Jet shares rally on news of Naresh Goyal’s bid

In a disclosure to bourses, Jet said it wasn’t involved in the bidding process, implying that Goyal’s bid, if any, was in his individual capacity. 
Jet Airways (File | Reuters)
Jet Airways (File | Reuters)

HYDERABAD: After days of quiet, shares of Jet Airways Ltd rallied on BSE Wednesday amid reports that the airline’s embattled promoter Naresh Goyal was back to the bidding process, along with five entrepreneurs including UK-based Jason Unsworth.
The move comes just two days ahead of the May 10 deadline for submitting financial bids. In a disclosure to bourses, Jet said it wasn’t involved in the bidding process, implying that Goyal’s bid, if any, was in his individual capacity. 

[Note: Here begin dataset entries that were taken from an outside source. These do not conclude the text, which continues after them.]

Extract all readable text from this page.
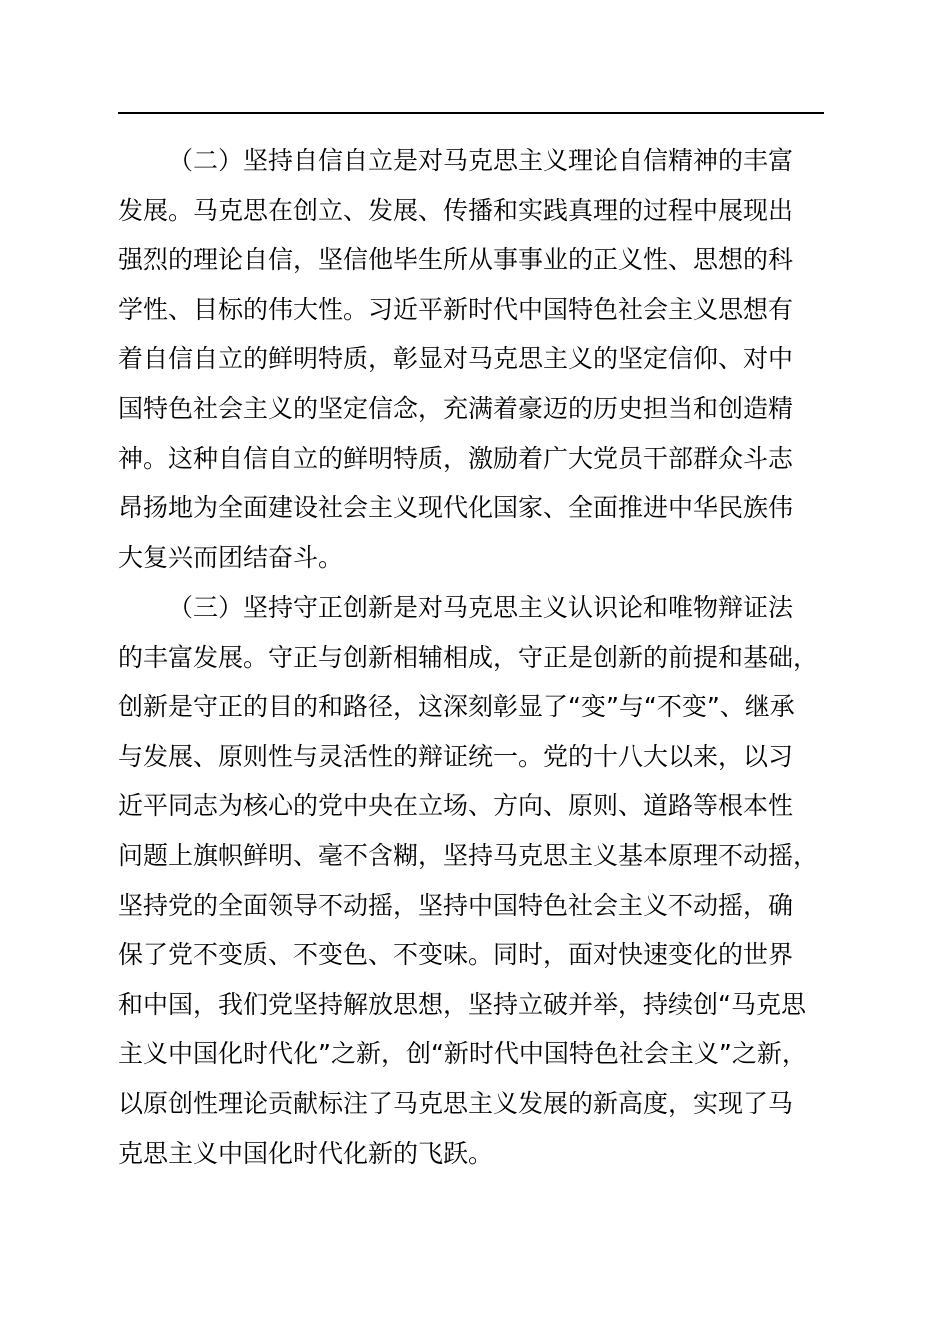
（二）坚持自信自立是对马克思主义理论自信精神的丰富
发展。马克思在创立、发展、传播和实践真理的过程中展现出
强烈的理论自信，坚信他毕生所从事事业的正义性、思想的科
学性、目标的伟大性。习近平新时代中国特色社会主义思想有
着自信自立的鲜明特质，彰显对马克思主义的坚定信仰、对中
国特色社会主义的坚定信念，充满着豪迈的历史担当和创造精
神。这种自信自立的鲜明特质，激励着广大党员干部群众斗志
昂扬地为全面建设社会主义现代化国家、全面推进中华民族伟
大复兴而团结奋斗。
（三）坚持守正创新是对马克思主义认识论和唯物辩证法
的丰富发展。守正与创新相辅相成，守正是创新的前提和基础，
创新是守正的目的和路径，这深刻彰显了“变”与“不变”、继承
与发展、原则性与灵活性的辩证统一。党的十八大以来，以习
近平同志为核心的党中央在立场、方向、原则、道路等根本性
问题上旗帜鲜明、毫不含糊，坚持马克思主义基本原理不动摇，
坚持党的全面领导不动摇，坚持中国特色社会主义不动摇，确
保了党不变质、不变色、不变味。同时，面对快速变化的世界
和中国，我们党坚持解放思想，坚持立破并举，持续创“马克思
主义中国化时代化”之新，创“新时代中国特色社会主义”之新，
以原创性理论贡献标注了马克思主义发展的新高度，实现了马
克思主义中国化时代化新的飞跃。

Goyal may have decided on a reckless last throw, but it’s unclear if the regulators will take to it kindly. 
As an analyst noted, it amounts to giving him a backdoor entry and such an option wouldn’t exist had Jet gone into the NCLT process. 
“Take Essar Steel, where promoters aren’t allowed to re-enter despite offering upfront cash,” he said. 
Lenders Express reached out to remained zip-lipped about both binding and financial bids, while analysts tracking the company steered cleared of commentary. 
The deadline for binding bids ended on April 30.

Though Jet’s operations were suspended last month, a death knell hasn’t been rung, which is precisely what’s keeping market hopes up about a turnaround. 
Jet’s scrip has been on a slow puncture since April 18, when operations were temporarily shut down; it touched a 52-week low of Rs 121.30 on Tuesday. However, it closed 3.22 per cent higher at Rs 131.45 Wednesday. 
It will also be interesting to see if lenders, besides restructuring debt, will provide fresh funding. One of the bankers told Express that at least two scenarios were being considered, but both will need equity and working capital.

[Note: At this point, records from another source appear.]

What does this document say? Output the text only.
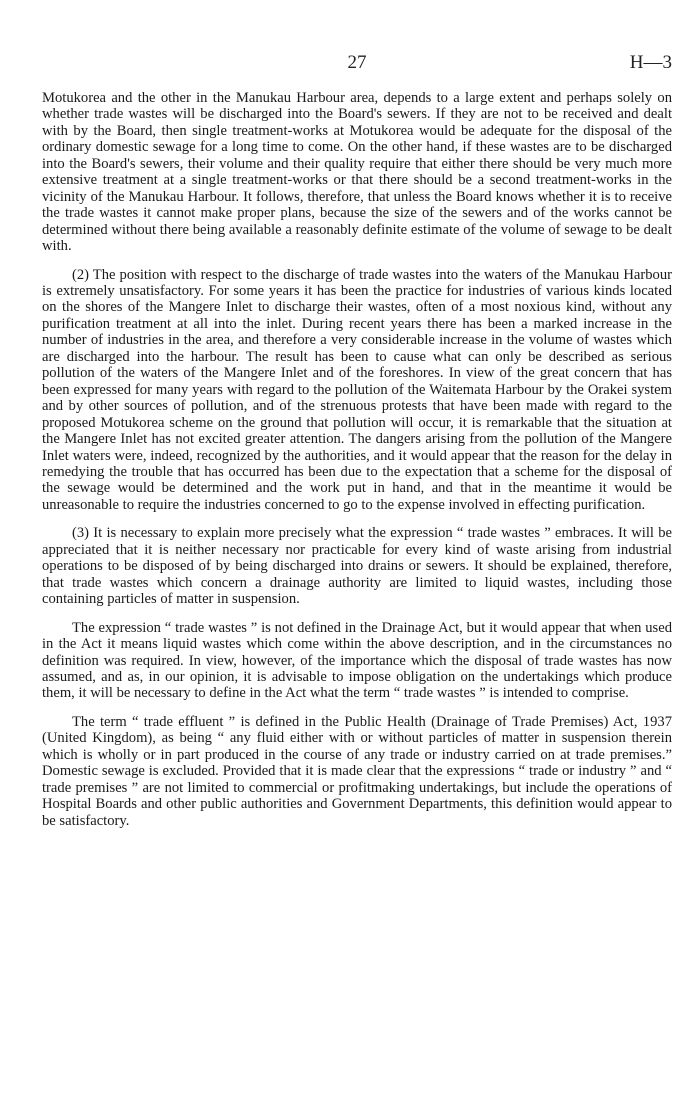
27	H—3

Motukorea and the other in the Manukau Harbour area, depends to a large extent and perhaps solely on whether trade wastes will be discharged into the Board's sewers. If they are not to be received and dealt with by the Board, then single treatment-works at Motukorea would be adequate for the disposal of the ordinary domestic sewage for a long time to come. On the other hand, if these wastes are to be discharged into the Board's sewers, their volume and their quality require that either there should be very much more extensive treatment at a single treatment-works or that there should be a second treatment-works in the vicinity of the Manukau Harbour. It follows, therefore, that unless the Board knows whether it is to receive the trade wastes it cannot make proper plans, because the size of the sewers and of the works cannot be determined without there being available a reasonably definite estimate of the volume of sewage to be dealt with.

(2) The position with respect to the discharge of trade wastes into the waters of the Manukau Harbour is extremely unsatisfactory. For some years it has been the practice for industries of various kinds located on the shores of the Mangere Inlet to discharge their wastes, often of a most noxious kind, without any purification treatment at all into the inlet. During recent years there has been a marked increase in the number of industries in the area, and therefore a very considerable increase in the volume of wastes which are discharged into the harbour. The result has been to cause what can only be described as serious pollution of the waters of the Mangere Inlet and of the foreshores. In view of the great concern that has been expressed for many years with regard to the pollution of the Waitemata Harbour by the Orakei system and by other sources of pollution, and of the strenuous protests that have been made with regard to the proposed Motukorea scheme on the ground that pollution will occur, it is remarkable that the situation at the Mangere Inlet has not excited greater attention. The dangers arising from the pollution of the Mangere Inlet waters were, indeed, recognized by the authorities, and it would appear that the reason for the delay in remedying the trouble that has occurred has been due to the expectation that a scheme for the disposal of the sewage would be determined and the work put in hand, and that in the meantime it would be unreasonable to require the industries concerned to go to the expense involved in effecting purification.

(3) It is necessary to explain more precisely what the expression “ trade wastes ” embraces. It will be appreciated that it is neither necessary nor practicable for every kind of waste arising from industrial operations to be disposed of by being discharged into drains or sewers. It should be explained, therefore, that trade wastes which concern a drainage authority are limited to liquid wastes, including those containing particles of matter in suspension.

The expression “ trade wastes ” is not defined in the Drainage Act, but it would appear that when used in the Act it means liquid wastes which come within the above description, and in the circumstances no definition was required. In view, however, of the importance which the disposal of trade wastes has now assumed, and as, in our opinion, it is advisable to impose obligation on the undertakings which produce them, it will be necessary to define in the Act what the term “ trade wastes ” is intended to comprise.

The term “ trade effluent ” is defined in the Public Health (Drainage of Trade Premises) Act, 1937 (United Kingdom), as being “ any fluid either with or without particles of matter in suspension therein which is wholly or in part produced in the course of any trade or industry carried on at trade premises.” Domestic sewage is excluded. Provided that it is made clear that the expressions “ trade or industry ” and “ trade premises ” are not limited to commercial or profitmaking undertakings, but include the operations of Hospital Boards and other public authorities and Government Departments, this definition would appear to be satisfactory.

Meanwhile, last month, Jet’s lenders who sounded reasonably hopeful of a successful bidding, are marking down their exposure to Jet as an NPA, with some even making over 50 per cent provisions. Edelweiss Securities pegged the write-offs at Rs 2,800 crore via debt-equity conversion, but in the absence of RBI’s controversial February 12 circular, it’s unclear if lenders can exercise that right. 
In case there are no viable bids, the consortium will file for bankruptcy to begin the liquidation process, meaning the debt-equity conversion proposal lapses while write-offs will further shoot up, adding stress to banks’ balance sheets.